Nepal today has entered a new phase of constitutional development and is experiencing an emerging peace process. There is very strong support for peace among poor and excluded communities, regardless of their experiences during and views of the decade-long conflict.

Poor and excluded groups are not calling for revenge, retaliation or even transitional justice, but rather for sustainable peace and renewed development efforts. However the social exclusion is playing a huge role in impeding poverty alleviation and political representation.

Effective states and better governance are essential to combat poverty.

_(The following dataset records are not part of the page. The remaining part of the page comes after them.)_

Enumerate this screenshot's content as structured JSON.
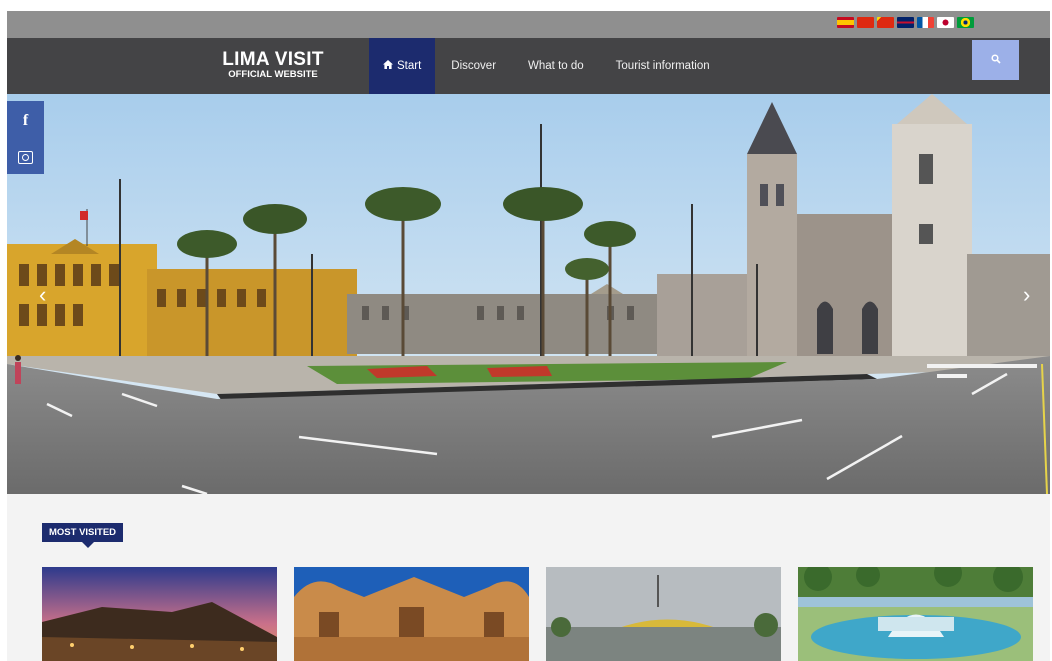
{
  "topbar": {
    "flags": [
      {
        "icon": "spain-flag-icon",
        "colors": [
          "#c60b1e",
          "#ffc400",
          "#c60b1e"
        ]
      },
      {
        "icon": "china-flag-icon",
        "colors": [
          "#de2910",
          "#de2910",
          "#de2910"
        ]
      },
      {
        "icon": "china-flag-icon",
        "colors": [
          "#de2910",
          "#ffde00",
          "#de2910"
        ]
      },
      {
        "icon": "uk-flag-icon",
        "colors": [
          "#012169",
          "#c8102e",
          "#ffffff"
        ]
      },
      {
        "icon": "france-flag-icon",
        "colors": [
          "#0055a4",
          "#ffffff",
          "#ef4135"
        ]
      },
      {
        "icon": "japan-flag-icon",
        "colors": [
          "#ffffff",
          "#bc002d",
          "#ffffff"
        ]
      },
      {
        "icon": "brazil-flag-icon",
        "colors": [
          "#009c3b",
          "#ffdf00",
          "#002776"
        ]
      }
    ]
  },
  "header": {
    "logo_line1": "LIMA VISIT",
    "logo_line2": "OFFICIAL WEBSITE",
    "nav": [
      {
        "label": "Start",
        "active": true,
        "icon": "home-icon"
      },
      {
        "label": "Discover",
        "active": false
      },
      {
        "label": "What to do",
        "active": false
      },
      {
        "label": "Tourist information",
        "active": false
      }
    ],
    "search_icon": "search-icon"
  },
  "social": {
    "facebook": "f",
    "icons": [
      "facebook-icon",
      "instagram-icon"
    ]
  },
  "hero": {
    "prev_arrow": "‹",
    "next_arrow": "›"
  },
  "section": {
    "title": "MOST VISITED"
  },
  "cards": [
    {
      "name": "card-huaca"
    },
    {
      "name": "card-church"
    },
    {
      "name": "card-arch"
    },
    {
      "name": "card-fountain"
    }
  ],
  "colors": {
    "accent": "#1c2b6e",
    "nav_bg": "#444446",
    "topbar_bg": "#8f8f8f",
    "search_bg": "#9cb0e8",
    "social_bg": "#3e5ea8"
  }
}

The study’s starting point was a conviction that a more nuanced understanding of how poor and excluded groups interact with the state has much to offer policy makers and development practitioners interested in questions of state building and governance, especially in the context of a fragile peace.

Broader findings from the report include:

  • Local services are failing to meet the specific needs of poor women and men.
  • There is a strong desire from participants to be involved in the process of restructuring the state, but lack of information and awareness-raising initiatives at the village level often makes this difficult.
  • Poor and excluded people have developed coping strategies for dealing with exploitative and unequal power relations in their daily lives.

The study also found out that there was lack of access to services which was not limited to access to education and health services, but rather encompassed a wider range of services including access to drinking water, sanitation, veterinary, agricultural extension, vocational skills training, electricity and credit/ financial services.

Poor people commonly felt that their limited access to these services stemmed from their lack of education, poverty, low political and social standing, geographical isolation and lack of access to timely information.

Another striking general finding of this study is the surprising degree of citizen-state engagement.

It brings out that ascertaining poor and excluded groups’ priorities is a critical first step in designing an effective state building policy plan.

It is particularly important in a post-conflict context where relations between citizens and the state have frequently broken down, and the original sources of the conflict have not been addressed.

There is overwhelmingly strong support for sustainable peace among poor and excluded communities. Hence, a focus on a united, clearly communicated approach to state restructuring and the creation of a new Nepal is necessary.

This process requires the provision of information about political reforms and concerted civic education efforts by parties and NGOs at the district and village levels in order to meet demand.

The government can also seek to better understand the sources and perceptions of urban insecurity and invest in appropriate law and order measures.